Il vertice di Donald Trump
Il summit della NATO in Turchia, ospitato dal presidente Recep Tayyip Erdoğan nella capitale Ankara, prosegue con i tavoli di lavoro dedicati alla sicurezza internazionale e al conflitto tra Russia e Ucraina. Il cancelliere tedesco Friedrich Merz ha annunciato un piano europeo congiunto da 70 miliardi di euro all’anno per il biennio 2026-2027 a sostegno di Kiev e, a margine dell’evento, la presidente del Consiglio italiana Giorgia Meloni ha incontrato il presidente ucraino Volodymyr Zelensky per confermare l’assistenza italiana, in particolare per la ricostruzione delle infrastrutture energetiche colpite. Il segretario generale della NATO, Mark Rutte, ha intanto anticipato che la dichiarazione finale del vertice definirà la Russia come una minaccia a lungo termine per l’intera Alleanza Atlantica.
L’attacco all’Iran
Le sessioni ufficiali sono state accompagnate dalle dichiarazioni alla stampa del presidente statunitense Donald Trump, che ha affrontato i temi caldi della difesa globale, i rapporti commerciali e la gestione delle basi militari nei Paesi membri, collegando i lavori del vertice con l’escalation in corso in Medio Oriente. Anche perché proprio nella notte appena passata le forze militari degli Stati Uniti hanno avviato massicci bombardamenti sul territorio dell’Iran all’interno dell’operazione denominata “Epic Fury”. Nel corso di un incontro con la stampa a fianco di Mark Rutte, Trump ha commentato lo sviluppo militare definendo il governo di Teheran “malato e bugiardo” e ha dichiarato formalmente concluso il cessate il fuoco. Il tycoon ha espresso insoddisfazione per il livello di supporto ricevuto dagli alleati europei nell’ambito di questa offensiva, come ampiamente dimostrato negli ultimi mesi con le dichiarazioni al vetriolo, soprattutto contro il presidente del Consiglio Giorgia Meloni.

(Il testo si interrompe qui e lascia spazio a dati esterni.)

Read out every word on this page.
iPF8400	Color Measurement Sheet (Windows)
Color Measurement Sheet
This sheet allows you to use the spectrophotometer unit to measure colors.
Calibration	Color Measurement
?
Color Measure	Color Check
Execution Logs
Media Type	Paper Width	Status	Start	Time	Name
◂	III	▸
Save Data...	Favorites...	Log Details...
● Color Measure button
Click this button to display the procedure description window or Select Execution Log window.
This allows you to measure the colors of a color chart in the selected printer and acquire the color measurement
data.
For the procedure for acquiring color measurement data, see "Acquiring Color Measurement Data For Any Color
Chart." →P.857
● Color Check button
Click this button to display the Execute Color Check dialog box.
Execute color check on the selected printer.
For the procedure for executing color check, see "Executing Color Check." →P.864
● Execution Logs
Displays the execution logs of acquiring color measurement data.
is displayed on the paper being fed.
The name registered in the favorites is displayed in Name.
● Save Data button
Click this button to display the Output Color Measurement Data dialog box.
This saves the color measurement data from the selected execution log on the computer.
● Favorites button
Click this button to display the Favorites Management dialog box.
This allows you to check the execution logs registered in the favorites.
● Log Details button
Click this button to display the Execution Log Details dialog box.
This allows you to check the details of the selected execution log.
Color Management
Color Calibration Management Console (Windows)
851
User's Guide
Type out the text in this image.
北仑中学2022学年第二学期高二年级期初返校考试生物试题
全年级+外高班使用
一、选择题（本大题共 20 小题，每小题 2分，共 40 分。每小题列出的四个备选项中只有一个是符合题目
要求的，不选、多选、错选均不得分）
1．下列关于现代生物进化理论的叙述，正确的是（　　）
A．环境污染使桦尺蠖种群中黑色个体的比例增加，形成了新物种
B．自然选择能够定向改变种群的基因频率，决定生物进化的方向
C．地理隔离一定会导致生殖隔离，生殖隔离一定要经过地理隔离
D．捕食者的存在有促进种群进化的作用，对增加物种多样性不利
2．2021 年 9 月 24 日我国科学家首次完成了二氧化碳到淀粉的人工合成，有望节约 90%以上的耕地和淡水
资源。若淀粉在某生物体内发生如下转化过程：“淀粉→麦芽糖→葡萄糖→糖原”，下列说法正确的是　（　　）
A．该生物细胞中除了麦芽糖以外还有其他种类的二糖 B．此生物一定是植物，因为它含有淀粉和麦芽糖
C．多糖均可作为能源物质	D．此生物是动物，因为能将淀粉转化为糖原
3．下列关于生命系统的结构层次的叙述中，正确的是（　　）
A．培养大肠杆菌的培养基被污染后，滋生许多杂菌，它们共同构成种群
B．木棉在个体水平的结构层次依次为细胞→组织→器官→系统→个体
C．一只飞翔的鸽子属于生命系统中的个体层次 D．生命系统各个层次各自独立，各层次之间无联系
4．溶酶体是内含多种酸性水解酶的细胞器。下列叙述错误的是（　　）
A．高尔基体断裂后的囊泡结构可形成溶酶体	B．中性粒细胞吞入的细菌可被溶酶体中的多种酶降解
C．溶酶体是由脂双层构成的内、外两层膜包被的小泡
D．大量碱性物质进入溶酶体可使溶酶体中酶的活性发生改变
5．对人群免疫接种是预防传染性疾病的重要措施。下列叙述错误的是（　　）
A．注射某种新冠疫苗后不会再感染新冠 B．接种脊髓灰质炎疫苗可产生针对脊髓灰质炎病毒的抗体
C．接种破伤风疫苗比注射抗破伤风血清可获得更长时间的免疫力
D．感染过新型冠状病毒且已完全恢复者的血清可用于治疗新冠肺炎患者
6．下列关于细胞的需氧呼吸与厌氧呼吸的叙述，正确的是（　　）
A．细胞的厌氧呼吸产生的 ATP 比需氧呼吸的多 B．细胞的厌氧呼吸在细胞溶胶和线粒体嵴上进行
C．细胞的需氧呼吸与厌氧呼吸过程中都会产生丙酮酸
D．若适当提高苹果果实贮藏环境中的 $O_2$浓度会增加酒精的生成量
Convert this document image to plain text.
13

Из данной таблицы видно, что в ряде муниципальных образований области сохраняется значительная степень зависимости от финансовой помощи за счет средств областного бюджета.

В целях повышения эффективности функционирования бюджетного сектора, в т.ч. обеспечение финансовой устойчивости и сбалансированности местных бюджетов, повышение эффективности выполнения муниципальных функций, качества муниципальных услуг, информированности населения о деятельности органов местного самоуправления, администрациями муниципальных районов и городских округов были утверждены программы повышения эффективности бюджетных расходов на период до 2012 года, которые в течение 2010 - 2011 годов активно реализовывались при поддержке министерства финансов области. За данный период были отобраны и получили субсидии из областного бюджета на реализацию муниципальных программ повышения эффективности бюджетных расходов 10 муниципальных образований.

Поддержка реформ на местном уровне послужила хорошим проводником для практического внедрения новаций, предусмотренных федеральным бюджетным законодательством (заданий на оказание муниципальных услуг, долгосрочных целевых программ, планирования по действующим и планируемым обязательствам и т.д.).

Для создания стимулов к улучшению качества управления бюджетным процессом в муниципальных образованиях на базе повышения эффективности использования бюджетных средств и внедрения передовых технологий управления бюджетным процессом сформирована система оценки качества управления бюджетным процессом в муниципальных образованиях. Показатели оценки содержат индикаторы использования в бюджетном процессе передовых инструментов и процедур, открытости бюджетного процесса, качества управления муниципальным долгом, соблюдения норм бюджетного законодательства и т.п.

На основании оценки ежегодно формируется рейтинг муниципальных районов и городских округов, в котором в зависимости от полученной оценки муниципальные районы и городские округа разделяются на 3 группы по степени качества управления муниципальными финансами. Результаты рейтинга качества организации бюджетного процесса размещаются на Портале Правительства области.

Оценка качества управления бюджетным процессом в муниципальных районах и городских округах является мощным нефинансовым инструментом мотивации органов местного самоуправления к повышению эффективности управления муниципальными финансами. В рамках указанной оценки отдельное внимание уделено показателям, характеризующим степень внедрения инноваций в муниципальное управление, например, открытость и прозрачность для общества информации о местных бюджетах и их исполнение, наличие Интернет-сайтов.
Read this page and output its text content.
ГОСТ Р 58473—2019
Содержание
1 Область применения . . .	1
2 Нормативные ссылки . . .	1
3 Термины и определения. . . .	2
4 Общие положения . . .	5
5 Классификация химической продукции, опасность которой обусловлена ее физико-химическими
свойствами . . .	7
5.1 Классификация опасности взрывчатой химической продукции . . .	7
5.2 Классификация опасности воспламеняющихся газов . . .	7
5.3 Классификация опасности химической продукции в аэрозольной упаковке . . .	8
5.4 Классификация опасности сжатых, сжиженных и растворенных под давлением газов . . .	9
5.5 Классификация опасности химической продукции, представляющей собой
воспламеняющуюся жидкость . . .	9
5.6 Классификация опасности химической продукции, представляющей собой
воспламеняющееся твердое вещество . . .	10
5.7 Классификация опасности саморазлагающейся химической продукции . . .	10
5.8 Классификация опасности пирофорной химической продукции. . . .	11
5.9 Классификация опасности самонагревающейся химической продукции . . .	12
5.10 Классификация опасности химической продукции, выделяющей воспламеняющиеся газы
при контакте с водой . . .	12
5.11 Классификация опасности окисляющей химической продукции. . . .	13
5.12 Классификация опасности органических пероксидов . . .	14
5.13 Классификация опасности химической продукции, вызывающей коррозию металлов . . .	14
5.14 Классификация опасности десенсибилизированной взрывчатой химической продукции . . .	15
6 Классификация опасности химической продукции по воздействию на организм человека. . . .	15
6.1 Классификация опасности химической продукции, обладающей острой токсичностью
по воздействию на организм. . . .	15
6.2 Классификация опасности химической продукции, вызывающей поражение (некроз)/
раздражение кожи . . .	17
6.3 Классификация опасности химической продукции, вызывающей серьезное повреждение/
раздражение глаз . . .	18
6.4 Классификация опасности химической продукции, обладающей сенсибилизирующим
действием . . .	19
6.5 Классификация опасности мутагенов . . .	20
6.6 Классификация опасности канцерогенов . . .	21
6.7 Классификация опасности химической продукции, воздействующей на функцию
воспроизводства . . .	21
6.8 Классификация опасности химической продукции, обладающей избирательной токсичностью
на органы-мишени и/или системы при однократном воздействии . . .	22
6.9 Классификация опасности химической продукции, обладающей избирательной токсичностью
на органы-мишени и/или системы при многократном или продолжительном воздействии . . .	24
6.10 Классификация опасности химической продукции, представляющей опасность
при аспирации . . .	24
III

Critiche alla Meloni, ma anche un attestato di stima
In questo contesto, Trump ha espresso forti critiche verso l’Italia per la gestione e la concessione delle installazioni militari della penisola, rincarando la dose ad Ankara: “L’Italia è stata pessima con le sue basi”, in riferimento al mancato utilizzo delle strutture sul suolo italiano a Sigonella un paio di mesi fa. Sul piano dei rapporti politici con l’esecutivo di Roma, Trump ha comunque aggiunto una valutazione positiva sulla presidente del Consiglio, affermando che “la premier italiana mi piace”.
Gelo totale con la Spagna
L’attacco più duro però è stato indirizzato verso la Spagna. Trump ha accusato il governo di Madrid di essere un pessimo alleato sul piano militare e ha annunciato di aver dato ordine al segretario del Tesoro statunitense, Scott Bessent, di interrompere i rapporti commerciali con gli spagnoli. La replica del presidente Pedro Sánchez è arrivata con una nota ufficiale in cui le affermazioni del leader della Casa Bianca vengono definite “la normalità” e in cui si ribadisce l’intenzione spagnola di mantenere eccellenti relazioni economiche e culturali con Washington.
Groenlandia: I want you!
Il presidente statunitense si è poi soffermato sul suo vecchio, ma manco troppo, pallino: la Groenlandia. Trump la brama per la sua posizione strategica e perché ricca di materiali utili alla transizione tecnologica e ha definito la questione “un grosso problema per gli USA”. Ha inoltre contestato la decisione storica di restituire l’isola alla Danimarca dopo la fine della Seconda Guerra Mondiale.

Cina, il tycoon stupisce
Una posizione differente è stata invece espressa nei confronti di Pechino. Trump ha lodato pubblicamente la Cina e si è definito un “grande fan del presidente Xi Jinping”. Il motivo del plauso risiede nella neutralità mostrata dal governo cinese nell’ambito della crisi in Medio Oriente. Gli Stati Uniti hanno sottolineato positivamente il fatto che Pechino non sia entrata nel conflitto e non abbia inviato equipaggiamenti militari o armamenti a Teheran, pur importando circa il 50% del proprio fabbisogno petrolifero direttamente attraverso le rotte dello Stretto di Hormuz.